SMALL FARE: As the father of a 19-month-old boy, I don't get out to see many movies. And over the years I've had so many bad movie experiences -- where I wondered why I bothered paying my hard-earned money for two or three hours of total dreck -- that I haven't much missed the theater.
Still, when I heard about ELF I knew I had to see it. After all, it had two big things going for it for me:
1) I'm a sucker for the smart kids' story that bears messages for adults. (Hey, I grew up on Bugs Bunny.)
2) Will Ferrell.
That's why it was such a disappointment to shell out the cash, sit through the flick, and discover ELF is just another in a long line of lumps of coal in my movie-watching stocking. It had everything I don't like: cheap, unearned sentimentality that, when the director sensed it wasn't working, tried to veer into irony; superfluous gastrointestinal punch lines; obviously and inelegantly borrowed plot/character devices from myriad other movies (e.g., a fat, loud black guy who's supposed to be comic simply by virtue of his fat loud blackness); and more.

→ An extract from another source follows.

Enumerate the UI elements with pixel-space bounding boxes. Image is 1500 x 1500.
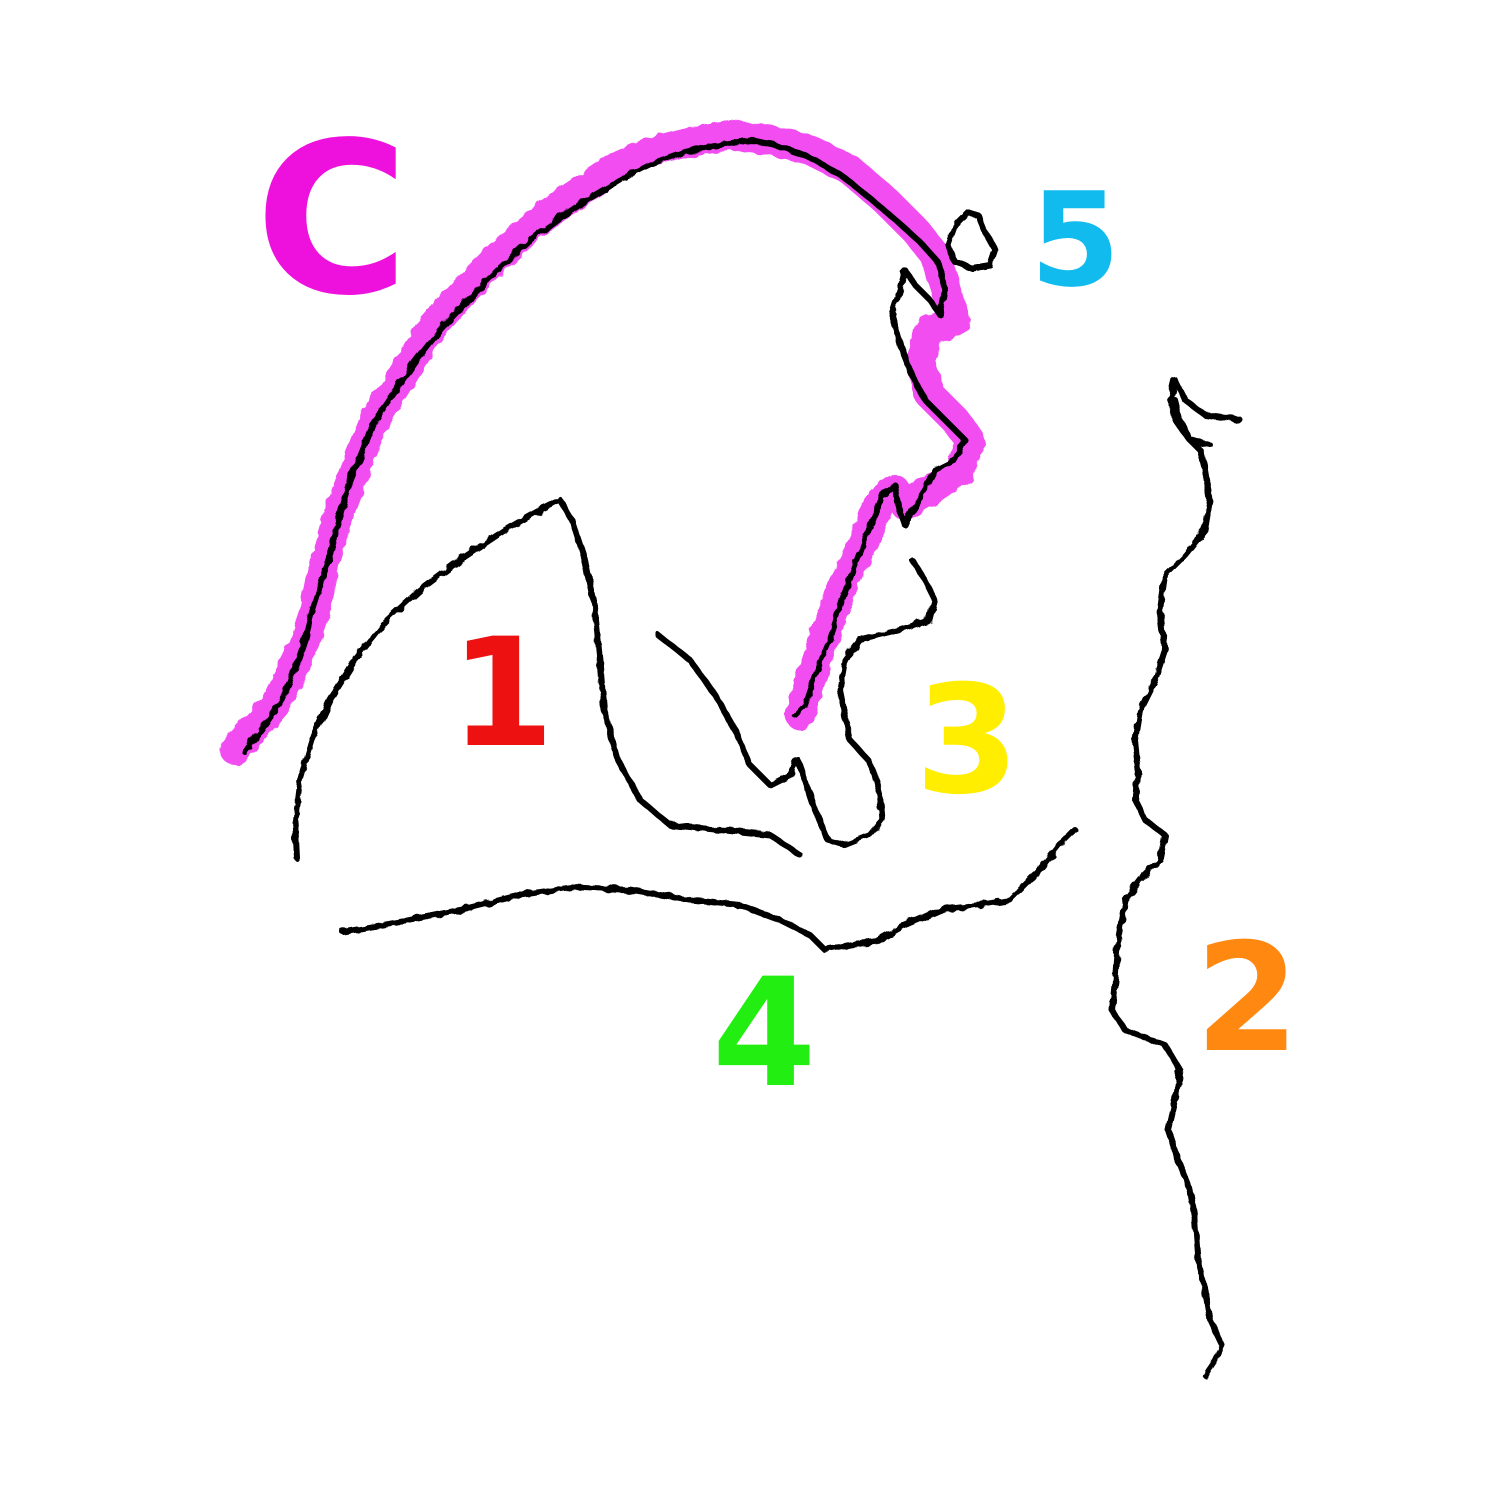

I had a similar bad taste after another Ferrell vehicle, the 1/3 good, 1/3 mediocre, and 1/3 crappy OLD SCHOOL. It was like, "Hey, these guys are onto something here, so why'd they have to just half-ass it so bad?"
I won't pretend at movie criticism, trundle through the film and catalog its failures. I simply want to warn people: ELF is small fare, probably no better (and possibly far worse) than the "wears its stupidity on its sleeve" BAD SANTA. It is not that mystical, wonderful holiday fairy tale it aspires to be.